Sarkozy held for questioning
Nicolas Sarkozy has been detained for questioning over alleged influence peddling in an unprecedented step against a former French president.
Former French President Nicolas Sarkozy has been detained for questioning over alleged influence peddling. The decision to detain him at Nanterre, near Paris, is an unprecedented step against a former president.
Sarkozy arrived early on Tuesday to be quizzed by investigators at their offices in Nanterre, west of Paris, after his lawyer
was held for questioning on Monday.
"Mr. Sarkozy has been summoned to Nanterre and is being held for questioning," the source told Reuters.

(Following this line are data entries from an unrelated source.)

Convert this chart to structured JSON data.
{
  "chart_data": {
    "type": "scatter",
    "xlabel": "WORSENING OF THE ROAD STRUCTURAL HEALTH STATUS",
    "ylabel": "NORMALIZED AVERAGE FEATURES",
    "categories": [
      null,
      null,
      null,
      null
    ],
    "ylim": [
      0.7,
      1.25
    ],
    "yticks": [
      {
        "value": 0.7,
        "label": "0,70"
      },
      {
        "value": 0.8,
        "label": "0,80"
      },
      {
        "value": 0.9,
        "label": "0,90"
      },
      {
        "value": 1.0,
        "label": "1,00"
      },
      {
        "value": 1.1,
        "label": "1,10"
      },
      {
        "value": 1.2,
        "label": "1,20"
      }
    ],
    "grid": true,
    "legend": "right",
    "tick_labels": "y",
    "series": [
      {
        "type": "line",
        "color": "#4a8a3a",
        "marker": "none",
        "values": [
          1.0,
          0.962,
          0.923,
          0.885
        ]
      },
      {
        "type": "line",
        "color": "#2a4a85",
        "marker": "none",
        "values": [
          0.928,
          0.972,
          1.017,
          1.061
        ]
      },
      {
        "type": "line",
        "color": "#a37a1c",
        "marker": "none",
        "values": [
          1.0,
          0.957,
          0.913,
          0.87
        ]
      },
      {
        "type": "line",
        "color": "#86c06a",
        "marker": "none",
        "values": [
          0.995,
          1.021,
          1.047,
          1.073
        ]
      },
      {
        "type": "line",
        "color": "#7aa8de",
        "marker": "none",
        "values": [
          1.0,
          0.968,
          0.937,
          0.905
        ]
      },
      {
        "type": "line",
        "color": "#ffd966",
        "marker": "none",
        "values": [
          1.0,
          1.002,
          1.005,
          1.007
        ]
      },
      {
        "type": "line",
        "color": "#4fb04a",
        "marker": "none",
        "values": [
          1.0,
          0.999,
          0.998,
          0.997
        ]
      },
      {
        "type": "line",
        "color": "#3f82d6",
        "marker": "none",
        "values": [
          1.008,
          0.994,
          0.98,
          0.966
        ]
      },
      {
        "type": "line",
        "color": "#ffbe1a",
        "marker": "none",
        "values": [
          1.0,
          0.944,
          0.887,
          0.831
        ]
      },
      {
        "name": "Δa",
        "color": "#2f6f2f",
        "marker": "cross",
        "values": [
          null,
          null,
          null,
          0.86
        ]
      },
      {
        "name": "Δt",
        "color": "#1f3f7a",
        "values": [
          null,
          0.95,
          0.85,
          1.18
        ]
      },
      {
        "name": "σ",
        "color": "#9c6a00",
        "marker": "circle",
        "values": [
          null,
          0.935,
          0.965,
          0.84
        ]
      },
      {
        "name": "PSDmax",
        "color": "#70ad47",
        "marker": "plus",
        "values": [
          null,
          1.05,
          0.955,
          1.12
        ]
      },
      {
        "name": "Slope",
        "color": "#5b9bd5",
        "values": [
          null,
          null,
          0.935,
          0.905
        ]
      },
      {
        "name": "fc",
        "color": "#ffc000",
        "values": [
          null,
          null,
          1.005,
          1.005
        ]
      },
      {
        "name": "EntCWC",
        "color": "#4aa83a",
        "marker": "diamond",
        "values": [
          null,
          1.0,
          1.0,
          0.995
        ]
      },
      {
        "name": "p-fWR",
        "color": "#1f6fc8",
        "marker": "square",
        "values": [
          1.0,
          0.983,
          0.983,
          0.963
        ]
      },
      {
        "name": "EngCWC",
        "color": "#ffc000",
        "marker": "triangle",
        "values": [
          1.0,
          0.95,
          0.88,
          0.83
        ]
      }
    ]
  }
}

The investigators are seeking to establish if the former president, with the help of his lawyer Thierry Herzog, attempted to pervert the course of justice.
They suspect Sarkozy, 59, sought to obtain inside information from one of the magistrates about the progress of another probe, and that he was tipped off that his mobile phone had been tapped by judges looking into the alleged financing of his 2007 election campaign by former Libyan dictator Muammar Gaddafi.
The case could be devastating for Sarkozy's hopes of a political comeback in time for the next presidential campaign in 2017.
Under French law, suspects in criminal cases can be held in custody for up to 48 hours before they must be charged or released.
Sarkozy is alleged to have been helped to victory in 2007 with up to $70 million provided by Gaddafi, and envelopes stuffed with cash from France's richest woman, L'Oreal heiress Liliane Bettencourt.
He dismissed the Gaddafi claims as ridiculous and was cleared last year of taking Bettencourt's money when she was too frail to know what she was doing.
His campaign treasurer is one of ten people awaiting trial in that case.
The Gaddafi investigation is ongoing. It was in connection with it that the judges last year obtained the unprecedented authorisation to tap the phones of a former president.
After four fruitless months they discovered Sarkozy had a secret phone registered under an assumed name and it was conversations with his lawyer Herzog, recorded on that device, which triggered the probe.
Leaked excerpts suggest Sarkozy got a friendly judge to try to influence the outcome of confidential legal deliberations related to the Bettencourt case in return for support securing a lucrative post in Monaco.
They also imply he had a mole in a senior position who tipped him off about a planned police raid on his offices.
Such interference in the judicial process is regarded as "influence peddling" in French law and carries a maximum prison sentence of 10 years.
Sarkozy has attacked the tapping of his phones as worthy of East Germany's notorious Stasi secret police.
The authorisation of recordings of lawyer-client conversations has also provoked misgivings within sections of France's legal establishment.
Separately, Sarkozy has recently been linked to a scandal over the funding of his campaign for re-election in 2012.
Sarkozy has been implicated in a number of other scandals which are still being investigated.
The most serious of these centres on an allegation that he helped organise kickbacks from a Pakistani arms deal to finance the 1995 presidential campaign of former premier Edouard Balladur.
He is also being probed over allegations that, while president, he used public funds to pay for party political research and handed out contracts for polling to a political crony.